When the legislation passed in 2018 then Greens co-leader James Shaw said it had not been easy for the party but provisions in the bill had got the Green Party to the point where it was willing to let it pass.
Now Green Party members will decide whether it has got to the point that they are willing to use it to ditch one of their own former MPs.
Beehive Banter presenter Grant Walker predicts they will, and if that is the case presumably the Greens will start the process next week. That will require either Greens co-leader Chlöe Swarbrick or Marama Davidson, or both, to give Tana 21 days’ notice of their intention to write to Parliamentary Speaker Gerry Brownlee saying that Tana has acted in a way that distorts or is likely to distort the proportionality of Parliament.
On that timeline – if the Greens use the option – Tana’s parliamentary career should end sometime in August.
Tana is not the only one being asked to move on. Earlier in the week the Government sacked the board of Health New Zealand – although most had already resigned – and appointed chair Professor Lester Levy as commissioner.
Its action came after Health Minister Dr Shane Reti said it was told the organisation – which came about after the amalgamation of the country’s 20 district health boards – was overspending by $130 million a week and faced a $1.4 billion deficit for the current financial year.
But it recorded a $1b deficit last year and that followed on from years of deficits from the DHBs. For example, in 2019-20 DHBs’ collective deficit exceeded $1b.
But Reti pointed to a report from the Office of the Auditor-General which said Health NZ did not have a performance framework that tied together its activities with how the health system performed.
“As a result, there is no clear performance story.
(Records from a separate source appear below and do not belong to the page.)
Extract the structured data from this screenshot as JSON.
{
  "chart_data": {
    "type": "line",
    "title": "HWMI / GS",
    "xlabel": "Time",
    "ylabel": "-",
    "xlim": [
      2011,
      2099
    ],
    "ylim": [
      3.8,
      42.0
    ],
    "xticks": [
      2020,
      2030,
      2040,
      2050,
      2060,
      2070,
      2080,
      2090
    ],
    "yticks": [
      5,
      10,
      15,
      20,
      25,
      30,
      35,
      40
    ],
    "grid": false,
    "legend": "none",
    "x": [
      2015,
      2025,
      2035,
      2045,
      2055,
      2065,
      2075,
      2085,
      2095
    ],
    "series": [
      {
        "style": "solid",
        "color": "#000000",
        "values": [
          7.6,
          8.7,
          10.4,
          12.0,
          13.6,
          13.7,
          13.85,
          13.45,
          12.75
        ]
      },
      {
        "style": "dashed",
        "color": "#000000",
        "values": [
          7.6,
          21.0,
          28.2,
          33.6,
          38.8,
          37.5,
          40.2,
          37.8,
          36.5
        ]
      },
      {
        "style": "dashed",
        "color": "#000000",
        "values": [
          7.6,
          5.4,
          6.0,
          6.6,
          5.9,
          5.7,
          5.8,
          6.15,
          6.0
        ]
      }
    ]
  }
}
Given the amount of funding and importance of health services for New Zealand, that is problematic,” the OAG said.
Finally, United States Vice-President Kamala Harris has become the front runner in the US presidential election after President Joe Biden finally announced he was withdrawing following a series of problematic public appearances led many Democrats to conclude he could not beat his Republican rival, Donald Trump.
Early polling has bumped support for Harris and her campaign appears to be raking in the dough.
Walker observes that Trump appears to be panicking, no longer having the cakewalk to victory he might have expected had Biden remained the Democratic nominee.
The bounce in support Trump might have gotten from the failed assassination attempt appears to have dissipated and he now faces off against a much younger candidate, which begins to make his age – and not just his character and integrity – an issue in the election campaign.
But the Trump campaign is expected to outspend Harris’ campaign 25-to-1 over the next month and has already started attacking her strongly, including saying she was complicit in covering up Biden’s “obvious mental decline”.
Despite some sign of politicians moderating their language immediately after the attempted assassination of Trump, it now appears to be politics as usual in the United States.
Brent Edwards is NBR’s political editor.